Brand, M., Cooper, P., & Birnbaum, L. (1995). Seeing Physics, or: Physics is for Prediction. Proceedings Of the Workshop on Physics Based Modelling in Computer Vision. doi:10.1109/PBMCV.1995.514679

Summary

In this paper, Brand et al. argue for including physical knowledge in vision and robotics systems in order to describe scenes and make predictions about scenes. As he says, “there are physical reasons why for scenes are arranged the way they are, and we need to be aware of those reasons in order to understand the scene well enough to reach in and do something about it” (pg. 144). He describes two systems, SPROCKET and MugShot, which use physical knowledge to reason about and interact with physical scenes.

This paper makes use of qualitative physical reasoning, and maybe is more appropriate in the mental models category, but because it applies physical reasoning to robotics I’m including it here instead.

Methods

SPROCKET views images of gears and basically does scene reconstruction using physical knowledge to constrain possible interpretations. It has explicit symbolic knowledge of how the scenes can be put together (e.g. that two meshing gears limit axial translation and fix axial rotation and nonaxial translation) and uses a constraint network to resolve the image into a scene that satisifies all the constraints.

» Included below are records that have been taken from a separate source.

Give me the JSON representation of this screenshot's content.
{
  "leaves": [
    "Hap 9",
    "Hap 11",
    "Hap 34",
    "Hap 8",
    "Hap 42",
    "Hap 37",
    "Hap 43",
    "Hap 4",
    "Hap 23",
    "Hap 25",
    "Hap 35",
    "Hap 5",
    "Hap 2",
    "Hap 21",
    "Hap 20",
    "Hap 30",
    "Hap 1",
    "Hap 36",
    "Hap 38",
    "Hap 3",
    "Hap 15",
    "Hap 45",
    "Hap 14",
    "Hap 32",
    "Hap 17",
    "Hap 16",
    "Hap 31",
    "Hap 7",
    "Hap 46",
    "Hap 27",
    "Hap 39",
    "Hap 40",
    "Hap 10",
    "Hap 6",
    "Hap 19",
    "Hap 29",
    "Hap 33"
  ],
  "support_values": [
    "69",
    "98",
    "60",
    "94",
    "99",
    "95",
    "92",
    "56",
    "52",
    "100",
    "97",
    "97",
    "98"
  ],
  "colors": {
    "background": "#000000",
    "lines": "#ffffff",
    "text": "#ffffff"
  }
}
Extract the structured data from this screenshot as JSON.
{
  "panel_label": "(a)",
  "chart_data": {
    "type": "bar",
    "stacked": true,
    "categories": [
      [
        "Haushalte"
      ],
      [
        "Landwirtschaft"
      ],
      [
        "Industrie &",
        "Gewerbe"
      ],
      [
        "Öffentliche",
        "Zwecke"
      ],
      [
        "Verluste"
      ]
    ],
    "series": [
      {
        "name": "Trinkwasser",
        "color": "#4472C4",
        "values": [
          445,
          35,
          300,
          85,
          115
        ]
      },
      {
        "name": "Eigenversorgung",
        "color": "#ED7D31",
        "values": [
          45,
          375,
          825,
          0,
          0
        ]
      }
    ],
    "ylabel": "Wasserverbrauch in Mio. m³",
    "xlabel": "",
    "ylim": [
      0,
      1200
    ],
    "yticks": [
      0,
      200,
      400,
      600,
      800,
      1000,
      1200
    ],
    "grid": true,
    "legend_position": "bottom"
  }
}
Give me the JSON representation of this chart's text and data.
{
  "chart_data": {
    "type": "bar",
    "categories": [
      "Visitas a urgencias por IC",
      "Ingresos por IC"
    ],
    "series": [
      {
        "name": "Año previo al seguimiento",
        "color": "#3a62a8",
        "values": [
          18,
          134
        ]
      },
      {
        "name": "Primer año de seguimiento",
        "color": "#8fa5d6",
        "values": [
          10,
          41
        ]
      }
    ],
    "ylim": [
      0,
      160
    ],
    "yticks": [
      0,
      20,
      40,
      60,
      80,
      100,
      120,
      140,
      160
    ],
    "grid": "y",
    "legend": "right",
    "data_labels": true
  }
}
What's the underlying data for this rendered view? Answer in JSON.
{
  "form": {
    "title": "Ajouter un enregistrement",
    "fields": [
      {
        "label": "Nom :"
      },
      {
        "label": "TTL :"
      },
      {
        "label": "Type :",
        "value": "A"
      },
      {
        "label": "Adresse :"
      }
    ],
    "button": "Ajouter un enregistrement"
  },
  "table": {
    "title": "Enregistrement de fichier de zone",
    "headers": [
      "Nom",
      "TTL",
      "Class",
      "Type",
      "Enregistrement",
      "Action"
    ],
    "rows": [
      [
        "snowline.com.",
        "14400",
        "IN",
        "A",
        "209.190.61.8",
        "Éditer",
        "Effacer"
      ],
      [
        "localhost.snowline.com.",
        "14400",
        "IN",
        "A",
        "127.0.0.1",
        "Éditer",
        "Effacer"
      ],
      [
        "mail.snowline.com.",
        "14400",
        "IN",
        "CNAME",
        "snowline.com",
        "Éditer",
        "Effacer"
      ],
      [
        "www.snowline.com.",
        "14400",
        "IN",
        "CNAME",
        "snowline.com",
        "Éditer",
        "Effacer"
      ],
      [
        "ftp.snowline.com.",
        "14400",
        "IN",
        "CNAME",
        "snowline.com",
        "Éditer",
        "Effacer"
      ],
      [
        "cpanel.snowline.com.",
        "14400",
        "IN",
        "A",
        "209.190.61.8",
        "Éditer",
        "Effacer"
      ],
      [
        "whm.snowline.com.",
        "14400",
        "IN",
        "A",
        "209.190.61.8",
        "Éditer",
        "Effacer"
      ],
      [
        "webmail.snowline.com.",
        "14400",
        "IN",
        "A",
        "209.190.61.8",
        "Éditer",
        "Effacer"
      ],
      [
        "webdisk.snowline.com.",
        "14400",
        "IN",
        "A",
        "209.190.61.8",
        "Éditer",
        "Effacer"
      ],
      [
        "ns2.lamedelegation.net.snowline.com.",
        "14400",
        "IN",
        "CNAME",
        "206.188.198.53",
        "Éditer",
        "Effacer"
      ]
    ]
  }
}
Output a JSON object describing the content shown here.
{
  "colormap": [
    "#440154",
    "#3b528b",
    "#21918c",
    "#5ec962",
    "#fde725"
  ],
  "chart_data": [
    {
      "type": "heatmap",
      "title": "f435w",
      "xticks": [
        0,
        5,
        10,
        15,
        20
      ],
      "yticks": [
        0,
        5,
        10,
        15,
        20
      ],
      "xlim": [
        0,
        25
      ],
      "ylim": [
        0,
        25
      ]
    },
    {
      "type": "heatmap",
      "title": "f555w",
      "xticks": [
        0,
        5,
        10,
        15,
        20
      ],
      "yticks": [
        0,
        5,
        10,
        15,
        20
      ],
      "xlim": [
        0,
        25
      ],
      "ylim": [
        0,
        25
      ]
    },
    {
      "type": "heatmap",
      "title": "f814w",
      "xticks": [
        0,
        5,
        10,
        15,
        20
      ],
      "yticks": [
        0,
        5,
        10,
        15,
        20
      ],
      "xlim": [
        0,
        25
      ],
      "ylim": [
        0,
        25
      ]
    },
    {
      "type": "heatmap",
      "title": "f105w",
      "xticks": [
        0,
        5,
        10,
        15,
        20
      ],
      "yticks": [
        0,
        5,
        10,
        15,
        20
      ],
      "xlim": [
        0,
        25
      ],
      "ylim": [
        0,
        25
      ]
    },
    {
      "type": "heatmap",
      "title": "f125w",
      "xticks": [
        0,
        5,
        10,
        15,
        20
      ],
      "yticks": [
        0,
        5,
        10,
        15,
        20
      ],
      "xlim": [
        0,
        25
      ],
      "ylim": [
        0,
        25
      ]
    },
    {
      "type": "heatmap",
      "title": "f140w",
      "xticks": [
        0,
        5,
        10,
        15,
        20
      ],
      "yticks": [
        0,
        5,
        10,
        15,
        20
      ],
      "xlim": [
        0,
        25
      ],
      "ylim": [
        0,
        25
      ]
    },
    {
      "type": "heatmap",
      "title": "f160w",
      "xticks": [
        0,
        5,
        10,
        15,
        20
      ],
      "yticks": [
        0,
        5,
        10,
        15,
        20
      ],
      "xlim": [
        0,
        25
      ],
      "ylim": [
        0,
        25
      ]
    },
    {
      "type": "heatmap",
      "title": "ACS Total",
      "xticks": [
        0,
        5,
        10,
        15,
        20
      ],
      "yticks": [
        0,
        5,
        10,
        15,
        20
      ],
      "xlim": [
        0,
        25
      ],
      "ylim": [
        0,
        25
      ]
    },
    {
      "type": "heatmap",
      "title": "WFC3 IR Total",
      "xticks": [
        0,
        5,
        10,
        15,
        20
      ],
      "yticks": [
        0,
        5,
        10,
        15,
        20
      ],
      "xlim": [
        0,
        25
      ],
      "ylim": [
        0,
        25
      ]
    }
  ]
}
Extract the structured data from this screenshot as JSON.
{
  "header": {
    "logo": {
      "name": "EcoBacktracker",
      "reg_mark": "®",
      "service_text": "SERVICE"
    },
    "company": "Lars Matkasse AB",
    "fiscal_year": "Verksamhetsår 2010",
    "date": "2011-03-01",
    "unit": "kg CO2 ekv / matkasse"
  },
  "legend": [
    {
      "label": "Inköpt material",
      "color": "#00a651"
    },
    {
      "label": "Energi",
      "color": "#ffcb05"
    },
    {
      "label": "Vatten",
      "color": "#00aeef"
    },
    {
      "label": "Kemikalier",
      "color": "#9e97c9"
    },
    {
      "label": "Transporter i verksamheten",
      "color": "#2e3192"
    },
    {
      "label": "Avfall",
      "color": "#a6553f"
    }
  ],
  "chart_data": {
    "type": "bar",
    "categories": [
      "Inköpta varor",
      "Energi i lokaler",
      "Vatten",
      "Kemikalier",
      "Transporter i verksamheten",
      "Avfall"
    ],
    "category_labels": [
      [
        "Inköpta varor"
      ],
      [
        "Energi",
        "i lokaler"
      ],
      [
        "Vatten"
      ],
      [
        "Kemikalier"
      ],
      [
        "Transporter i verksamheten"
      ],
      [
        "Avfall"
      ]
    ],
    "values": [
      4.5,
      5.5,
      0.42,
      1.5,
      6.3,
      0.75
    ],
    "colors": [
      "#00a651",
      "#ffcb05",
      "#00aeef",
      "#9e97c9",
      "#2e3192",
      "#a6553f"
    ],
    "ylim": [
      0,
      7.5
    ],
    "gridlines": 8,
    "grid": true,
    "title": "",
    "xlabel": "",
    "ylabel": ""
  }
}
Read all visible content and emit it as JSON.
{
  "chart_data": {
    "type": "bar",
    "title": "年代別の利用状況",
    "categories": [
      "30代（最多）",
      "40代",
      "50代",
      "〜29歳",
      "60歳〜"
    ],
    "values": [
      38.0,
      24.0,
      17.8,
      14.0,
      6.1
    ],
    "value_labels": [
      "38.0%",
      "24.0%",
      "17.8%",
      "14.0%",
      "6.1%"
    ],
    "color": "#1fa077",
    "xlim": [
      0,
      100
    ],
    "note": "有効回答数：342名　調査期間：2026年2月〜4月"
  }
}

MugShot is a system to allow robots to pick up objects with handles (e.g., mugs) and uses physical knowledge to inform how much force it needs to apply. Importantly, it also takes into account the physics of the robot’s effector as well as that of the object it is trying to grasp. The paper doesn’t really go into detail about how this works, just saying that “predicting the amount of force feedback to expect and the amount of force to apply requires visual observation as well as a causal-physical model of the object” (pg. 149). I would be interested to know what this actually entails… does it estimate the center-of-mass of the mug? Does it actually compute the points it would need to grasp it in order to keep it equilibrium? Or does it only just apply force on the fly as needed?

Algorithm

n/a

Takeaways

Having physical knowledge can greatly improve the ability of AI and robotics systems to reason about the world. There is one particular quote: “As might be expected in this bottom-up attempt at segmentation, image processing takes more than an order of magnitude more time than with SPROCKET’s semantic guidance”. I wonder if this would still be true with today’s object recognition systems.

I do wonder, though, how systems like SPROCKET and MugShot come to possess their physical knowledge. It seems like encoding a series of rules is brittle – what if a rule is not always correct? What if there is a system that can’t be resolved? I suppose that imbuing a system with a physics simulator is also a bit like hard coding rules, but a physics simulator is a bit more general in the sense that it can be applied to any physical situation as long as the initial conditions (e.g. positions and meshes) of the system can be constructed. That’s a pretty big requirement, though. I think any physical reasoning system still has a ways to go before we’ll be able to make it completely general, though perhaps something like deep learning will allow us to construct the appropriate inputs to the simulator, thus resulting in something that is more general.